Before you dig into the in-flight meal or buy in-fight snacks for sale, consider how long you will be in the air. If a flight is less than 4-5 hours, try having a healthy meal prior to boarding. Include complex carbohydrates like whole grains or fresh fruit, lean proteins like Greek yogurt or eggs, and a healthy fat such as chia seeds or nuts. This combination should hold you over for the 4-5 hours of travel, allowing you to choose more healthful options when landing. However, eating in-flight is often a reality. During these longer flights, try to plan ahead by bringing healthy, TSA-approved snacks like whole produce or pre-measured servings of nuts. Almost all airports offer fruit and nut bars for on-the-go snacks — our favorites include RXBAR, LARAbars, or KIND bars. Look for a bar with ingredients you recognize, like egg whites, nuts, seeds, and dried fruit, without added sugar. If an in-flight meal is unavoidable for those longer flights, choose the entree and vegetable-rich side dish and include lean proteins, like chicken or fish, rather than the higher fat alternatives.
We are all familiar with the dry cabin air, so choosing hydrating drinks and pre-planned snacks such as water-rich foods, such as cucumbers, bell peppers, or berries, will help combat dehydration, too. Try to avoid beverages with alcohol, caffeine (soda) or sodium (tomato juice), as these will only worsen dehydration. Instead, stick with sparkling or still water, or try bringing along your own large water bottle to refill in the airport.
Arrival: Hotel Room
Hotel room minibars can tempt the best of us. Instead of relying on these treats for snacks, plan ahead by bringing your own healthy snacks from home. Pack whole fruit or sliced veggies that will last without refrigeration, such as snap peas or carrot sticks. Not much of a planner? Consider purchasing snacks or breakfast options at a convenience store or coffee shop on your way to the hotel. Options like protein bistro boxes or unsweetened instant oatmeal cups are pretty easy to find and can be stored in your hotel room or minibar fridge. Too difficult to avoid the temptation? Request your hotel removes the minibar treats altogether — call ahead to ask and they will have the room ready for your arrival.

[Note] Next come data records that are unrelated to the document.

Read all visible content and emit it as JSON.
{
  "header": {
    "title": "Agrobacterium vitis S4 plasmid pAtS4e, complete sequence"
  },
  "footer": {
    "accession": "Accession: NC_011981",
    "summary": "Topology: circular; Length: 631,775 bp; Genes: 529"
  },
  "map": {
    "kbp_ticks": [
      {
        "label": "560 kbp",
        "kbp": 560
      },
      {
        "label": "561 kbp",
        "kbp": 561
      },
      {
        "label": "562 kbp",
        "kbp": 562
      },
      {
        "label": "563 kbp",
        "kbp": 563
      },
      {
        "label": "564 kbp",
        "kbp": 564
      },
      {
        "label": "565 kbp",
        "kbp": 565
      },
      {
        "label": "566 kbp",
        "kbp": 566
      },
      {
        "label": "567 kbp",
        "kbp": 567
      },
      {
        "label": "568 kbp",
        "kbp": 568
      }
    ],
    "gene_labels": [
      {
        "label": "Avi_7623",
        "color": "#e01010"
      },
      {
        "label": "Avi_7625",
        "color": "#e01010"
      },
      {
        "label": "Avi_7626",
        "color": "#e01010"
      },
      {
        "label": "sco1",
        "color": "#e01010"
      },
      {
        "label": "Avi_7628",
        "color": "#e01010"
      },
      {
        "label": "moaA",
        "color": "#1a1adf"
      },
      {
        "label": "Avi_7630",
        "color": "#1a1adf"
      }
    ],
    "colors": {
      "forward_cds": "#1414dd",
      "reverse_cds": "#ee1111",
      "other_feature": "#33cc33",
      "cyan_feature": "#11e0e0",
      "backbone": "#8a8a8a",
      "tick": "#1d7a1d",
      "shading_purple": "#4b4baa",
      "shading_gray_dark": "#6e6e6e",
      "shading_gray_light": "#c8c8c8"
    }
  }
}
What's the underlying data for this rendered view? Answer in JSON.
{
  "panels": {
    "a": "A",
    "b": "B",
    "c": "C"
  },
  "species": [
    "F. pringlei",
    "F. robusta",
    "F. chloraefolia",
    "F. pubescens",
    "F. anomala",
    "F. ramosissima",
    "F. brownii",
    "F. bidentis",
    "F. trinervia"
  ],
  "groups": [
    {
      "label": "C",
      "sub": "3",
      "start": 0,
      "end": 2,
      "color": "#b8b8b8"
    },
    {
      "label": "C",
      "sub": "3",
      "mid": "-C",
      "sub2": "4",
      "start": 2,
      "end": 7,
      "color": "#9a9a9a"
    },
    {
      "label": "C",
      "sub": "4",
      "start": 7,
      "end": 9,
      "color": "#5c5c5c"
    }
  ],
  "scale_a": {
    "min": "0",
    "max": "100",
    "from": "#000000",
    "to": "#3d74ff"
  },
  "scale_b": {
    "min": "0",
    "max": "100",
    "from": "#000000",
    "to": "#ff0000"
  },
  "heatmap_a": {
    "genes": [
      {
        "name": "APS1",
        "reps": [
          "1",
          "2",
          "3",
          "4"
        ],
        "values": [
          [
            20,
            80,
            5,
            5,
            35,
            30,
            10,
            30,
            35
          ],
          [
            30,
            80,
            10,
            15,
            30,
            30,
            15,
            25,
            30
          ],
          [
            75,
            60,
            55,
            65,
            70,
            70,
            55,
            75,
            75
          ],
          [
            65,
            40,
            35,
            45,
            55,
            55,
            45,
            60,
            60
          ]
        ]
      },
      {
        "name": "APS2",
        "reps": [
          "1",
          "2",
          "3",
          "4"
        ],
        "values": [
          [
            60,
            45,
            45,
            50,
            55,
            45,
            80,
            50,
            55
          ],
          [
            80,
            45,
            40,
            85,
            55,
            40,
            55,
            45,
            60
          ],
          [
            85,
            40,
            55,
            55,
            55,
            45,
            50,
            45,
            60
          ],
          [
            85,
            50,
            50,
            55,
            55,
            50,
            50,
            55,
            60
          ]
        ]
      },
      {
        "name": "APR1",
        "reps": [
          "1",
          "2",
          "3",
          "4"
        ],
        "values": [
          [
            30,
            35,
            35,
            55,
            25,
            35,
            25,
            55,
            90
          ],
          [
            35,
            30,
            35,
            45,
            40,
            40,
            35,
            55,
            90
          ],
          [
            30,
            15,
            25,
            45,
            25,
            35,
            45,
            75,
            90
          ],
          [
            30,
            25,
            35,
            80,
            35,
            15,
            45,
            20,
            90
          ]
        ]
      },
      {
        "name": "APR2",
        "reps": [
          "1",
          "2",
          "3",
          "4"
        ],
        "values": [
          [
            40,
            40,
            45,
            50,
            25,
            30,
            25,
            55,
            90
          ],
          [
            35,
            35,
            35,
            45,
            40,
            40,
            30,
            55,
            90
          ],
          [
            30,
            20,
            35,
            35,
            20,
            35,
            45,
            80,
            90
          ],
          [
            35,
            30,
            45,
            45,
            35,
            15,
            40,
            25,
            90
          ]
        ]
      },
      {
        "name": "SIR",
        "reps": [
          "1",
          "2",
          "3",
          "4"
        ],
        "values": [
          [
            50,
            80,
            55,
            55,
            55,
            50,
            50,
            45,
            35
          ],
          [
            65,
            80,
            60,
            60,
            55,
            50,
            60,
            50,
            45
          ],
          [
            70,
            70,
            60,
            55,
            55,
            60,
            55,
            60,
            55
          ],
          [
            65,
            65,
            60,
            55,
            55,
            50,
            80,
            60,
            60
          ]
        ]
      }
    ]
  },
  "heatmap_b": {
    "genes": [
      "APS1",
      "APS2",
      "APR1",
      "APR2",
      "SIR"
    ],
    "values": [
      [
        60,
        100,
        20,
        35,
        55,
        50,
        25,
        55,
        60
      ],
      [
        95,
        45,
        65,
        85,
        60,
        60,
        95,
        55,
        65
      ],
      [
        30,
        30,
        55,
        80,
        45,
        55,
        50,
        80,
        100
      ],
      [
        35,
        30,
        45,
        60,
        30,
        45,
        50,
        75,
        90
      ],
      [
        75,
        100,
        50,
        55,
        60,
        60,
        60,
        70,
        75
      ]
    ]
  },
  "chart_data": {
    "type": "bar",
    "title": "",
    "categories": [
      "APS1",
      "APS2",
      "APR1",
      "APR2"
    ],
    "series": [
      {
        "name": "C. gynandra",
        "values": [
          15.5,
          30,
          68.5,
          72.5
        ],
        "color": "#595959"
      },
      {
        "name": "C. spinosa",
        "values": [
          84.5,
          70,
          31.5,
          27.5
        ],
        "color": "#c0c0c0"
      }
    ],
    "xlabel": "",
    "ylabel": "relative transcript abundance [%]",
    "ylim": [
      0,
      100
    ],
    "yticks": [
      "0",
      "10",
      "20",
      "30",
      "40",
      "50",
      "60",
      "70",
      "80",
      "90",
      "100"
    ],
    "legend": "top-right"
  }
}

Dining out can be daunting for many, but keeping a few tips in mind will make menus easier to navigate. As a general rule, make at least half of your plate or meal consist of non-starchy vegetables (think salad, dark leafy greens, asparagus, broccoli, bell peppers, green beans, rather than potatoes, squash, peas, beans or corn). Filled with water and fiber, non-starchy vegetables will help you feel full, without the additional calories. Next, choose a lean protein of the broiled, baked or grilled variety, and round out the meal with a quality starch of your choice, like brown rice, quinoa, or a baked potato. To eyeball portions, stick to a palm-sized portion of protein and the amount of starch that can fit under your hand.
Overall, when dining out during a trip, be sure to allow yourself to choose mindful indulgences that mean the most to you. If you’re not a dessert person, maybe a cocktail sounds like a better choice for one meal. Or, if the bread basket looks interesting, allow yourself to try a piece, but choose a healthful entree choice and maybe skip the second drink. Giving yourself a chance to browse the menu and think about the meal in its entirety will allow for a few mindful indulgences in a predominantly healthy meal.
Enjoy a guilt-free trip by trying a few of these healthy suggestions from FEED!